El mercado de acciones celebra. El mercado de bonos vende. Cuando ambos contradicen al mismo dato macro, una de las dos voces se está equivocando. Y la historia tiene un nombre concreto para cuando esa voz despierta.

Apertura

Esta semana los mercados de Estados Unidos publicaron dos cifras que cambian el cálculo: la inflación de abril (3,8 % interanual, la más alta desde mayo de 2023) y el índice de precios al productor (+1,4 % mensual, el mayor salto desde marzo de 2022). Cualquier modelo financiero decente reescribe sus inputs cuando entra ese tipo de dato.

Y sin embargo, el S&P 500 cerró el jueves en 7.501 puntos, máximo histórico. El Nasdaq en 29.580, también máximo. La euforia, vista en aislamiento, sugeriría que el mercado considera la inflación un problema del pasado.

La realidad es más interesante. No todo el mercado piensa igual.

Termómetro de cierre (jueves 14 de mayo de 2026)

S&P 500. 7.501,39 puntos, +2,24 % en la semana. Quinta semana consecutiva al alza. El índice acumula +7,68 % en el último mes y +13 % desde el suelo del 30 de marzo. Es la décima bull market más larga de la historia americana.
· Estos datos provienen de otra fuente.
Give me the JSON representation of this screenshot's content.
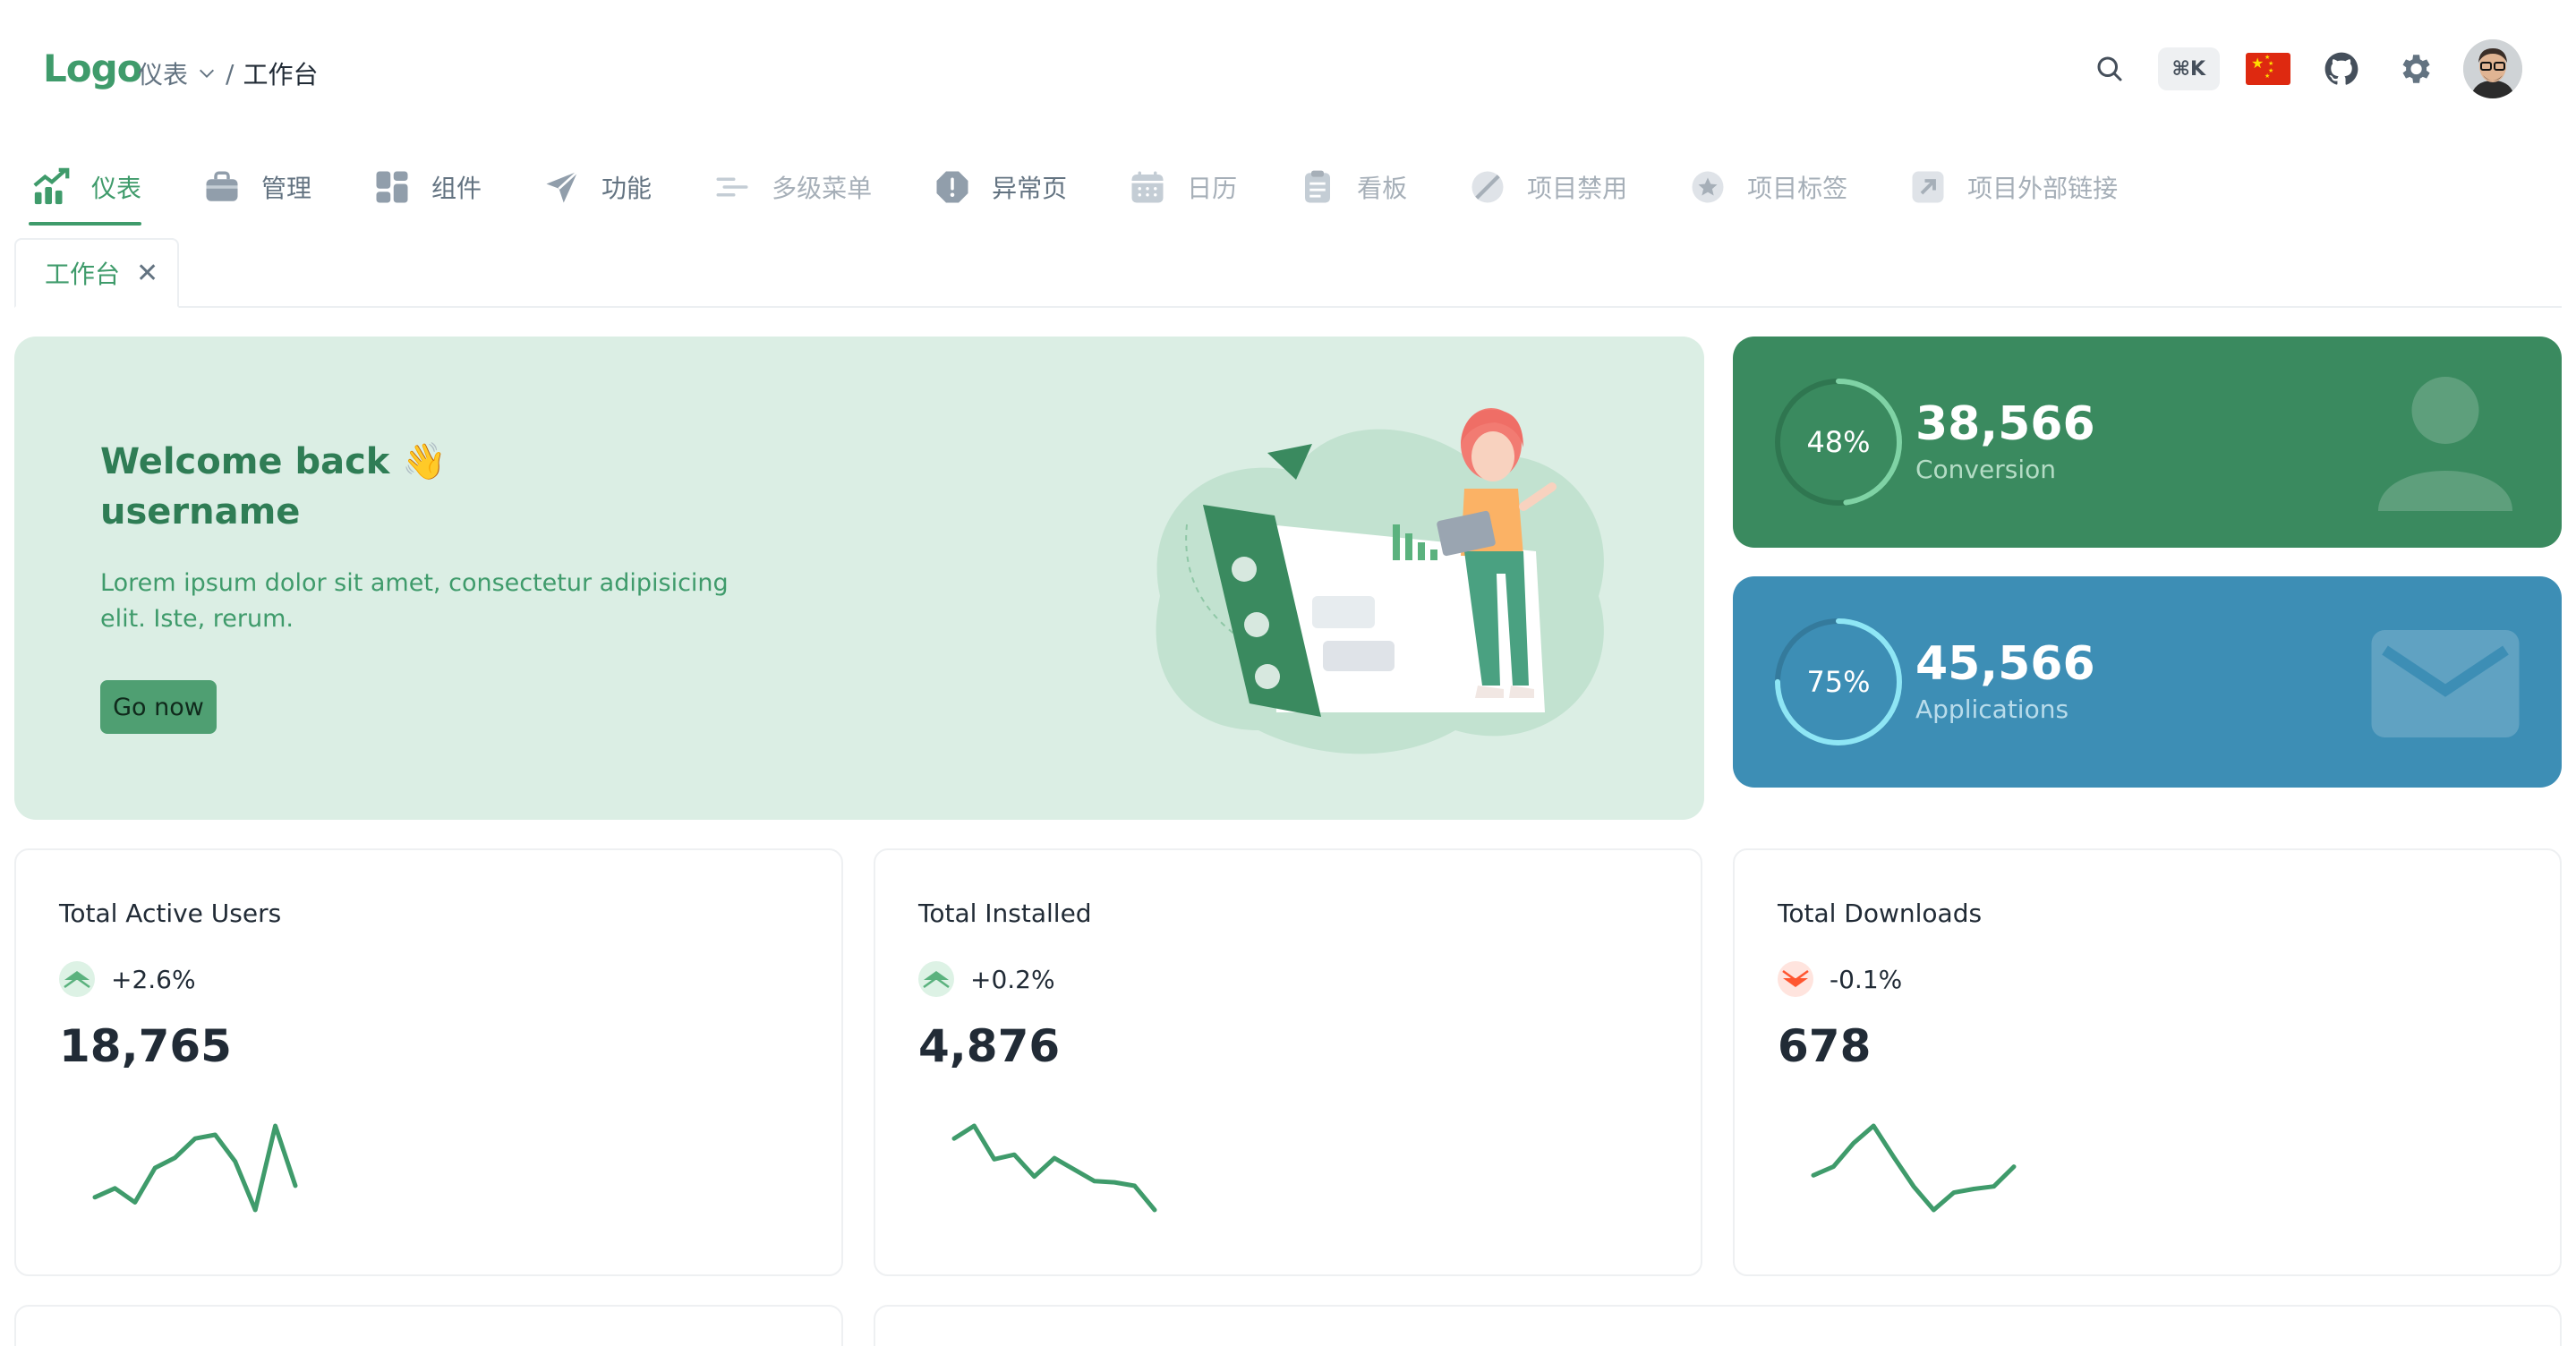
{
  "header": {
    "logo": "Logo",
    "breadcrumb": {
      "parent": "仪表",
      "current": "工作台"
    },
    "shortcut": "⌘K"
  },
  "nav": [
    {
      "label": "仪表",
      "icon": "chart-up-icon",
      "state": "active"
    },
    {
      "label": "管理",
      "icon": "briefcase-icon",
      "state": "normal"
    },
    {
      "label": "组件",
      "icon": "widgets-icon",
      "state": "normal"
    },
    {
      "label": "功能",
      "icon": "paper-plane-icon",
      "state": "normal"
    },
    {
      "label": "多级菜单",
      "icon": "menu-levels-icon",
      "state": "dim"
    },
    {
      "label": "异常页",
      "icon": "alert-icon",
      "state": "normal"
    },
    {
      "label": "日历",
      "icon": "calendar-icon",
      "state": "dim"
    },
    {
      "label": "看板",
      "icon": "clipboard-icon",
      "state": "dim"
    },
    {
      "label": "项目禁用",
      "icon": "disabled-icon",
      "state": "dim"
    },
    {
      "label": "项目标签",
      "icon": "star-icon",
      "state": "dim"
    },
    {
      "label": "项目外部链接",
      "icon": "external-link-icon",
      "state": "dim"
    }
  ],
  "tabs": [
    {
      "label": "工作台"
    }
  ],
  "welcome": {
    "line1": "Welcome back 👋",
    "line2": "username",
    "description": "Lorem ipsum dolor sit amet, consectetur adipisicing elit. Iste, rerum.",
    "button": "Go now"
  },
  "stats": [
    {
      "percent_label": "48%",
      "percent": 48,
      "value": "38,566",
      "label": "Conversion",
      "ring_color": "#7fd3a5",
      "track_color": "#2f7650"
    },
    {
      "percent_label": "75%",
      "percent": 75,
      "value": "45,566",
      "label": "Applications",
      "ring_color": "#8ee6f5",
      "track_color": "#347a9c"
    }
  ],
  "kpis": [
    {
      "title": "Total Active Users",
      "trend": "+2.6%",
      "direction": "up",
      "value": "18,765",
      "spark": [
        22,
        29,
        18,
        45,
        53,
        68,
        71,
        50,
        12,
        78,
        31
      ]
    },
    {
      "title": "Total Installed",
      "trend": "+0.2%",
      "direction": "up",
      "value": "4,876",
      "spark": [
        63,
        74,
        45,
        49,
        30,
        46,
        36,
        26,
        25,
        22,
        1
      ]
    },
    {
      "title": "Total Downloads",
      "trend": "-0.1%",
      "direction": "down",
      "value": "678",
      "spark": [
        40,
        47,
        66,
        80,
        55,
        31,
        12,
        26,
        29,
        31,
        47
      ]
    }
  ],
  "colors": {
    "primary": "#3f9b6b",
    "up": "#5bb27e",
    "down": "#ff5630"
  }
}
Nasdaq 100. 29.580,30 puntos, +3,56 % en la semana. Mantiene el liderazgo sobre el S&P 500 por segunda semana consecutiva, ahora con 1,3 puntos de ventaja. Acumula +14,47 % en el último mes. La concentración en los Magnificent Seven que comentamos la semana pasada se ha profundizado.

VIX. 17,26. Sube +1,05 % en la semana pero baja -3,41 % en la sesión de hoy. El indicador del miedo se mantiene en zona intermedia. La volatilidad implícita no descuenta riesgo elevado, lo que es coherente con el tono del mercado de acciones, pero menos coherente con lo que dicen los bonos (ver abajo).

Bono 10 años EE.UU. 4,484 %, +9,7 puntos básicos en la semana. El rendimiento del tramo largo americano se mueve, y se mueve al alza. Cuando se dice que un bono ha subido 9,7 puntos básicos significa que su rendimiento ha aumentado en 0,097 puntos porcentuales. En lenguaje del oficio, los bonos están perdiendo precio porque el mercado de renta fija exige más rendimiento para sostener la duración. Es la primera señal real desde que arrancamos esta newsletter de que el mercado de bonos no está cómodo con las cifras de inflación.

Bund 10 años Alemania. 3,0484 %, +5,1 puntos básicos en la semana. Cruza por primera vez en años la frontera psicológica del 3 %. La referencia europea sigue al bono americano, con menos intensidad pero misma dirección.

Dólar (DXY). 98,780, +0,85 % en la semana. El dólar rebota tras semanas de debilidad. La semana pasada cotizaba en 98,165. La subida del DXY combinada con la subida del rendimiento del 10Y americano es la firma técnica clásica de un mercado que empieza a internalizar que los tipos altos van a quedarse más tiempo del que descontaba.

La lectura del momento

Cuando un modelo financiero se enfrenta a una semana como esta, lo primero que hace es buscar consistencia entre tres bloques: datos macro, precios de activos de riesgo y precios de activos sin riesgo. La consistencia, esta semana, está rota.

Los datos macro dicen: la inflación americana en abril fue del 3,8 %, casi el doble del objetivo del 2 % de la Reserva Federal. La inflación subyacente, que excluye energía y alimentos por su volatilidad, está en 2,8 %, también por encima del objetivo. El índice de precios al productor (un indicador adelantado, porque mide lo que las empresas pagan antes de trasladarlo al consumidor) subió un 1,4 % en un solo mes. Hace doce meses, la lectura comparable era del 0,3 %. Algo se ha acelerado.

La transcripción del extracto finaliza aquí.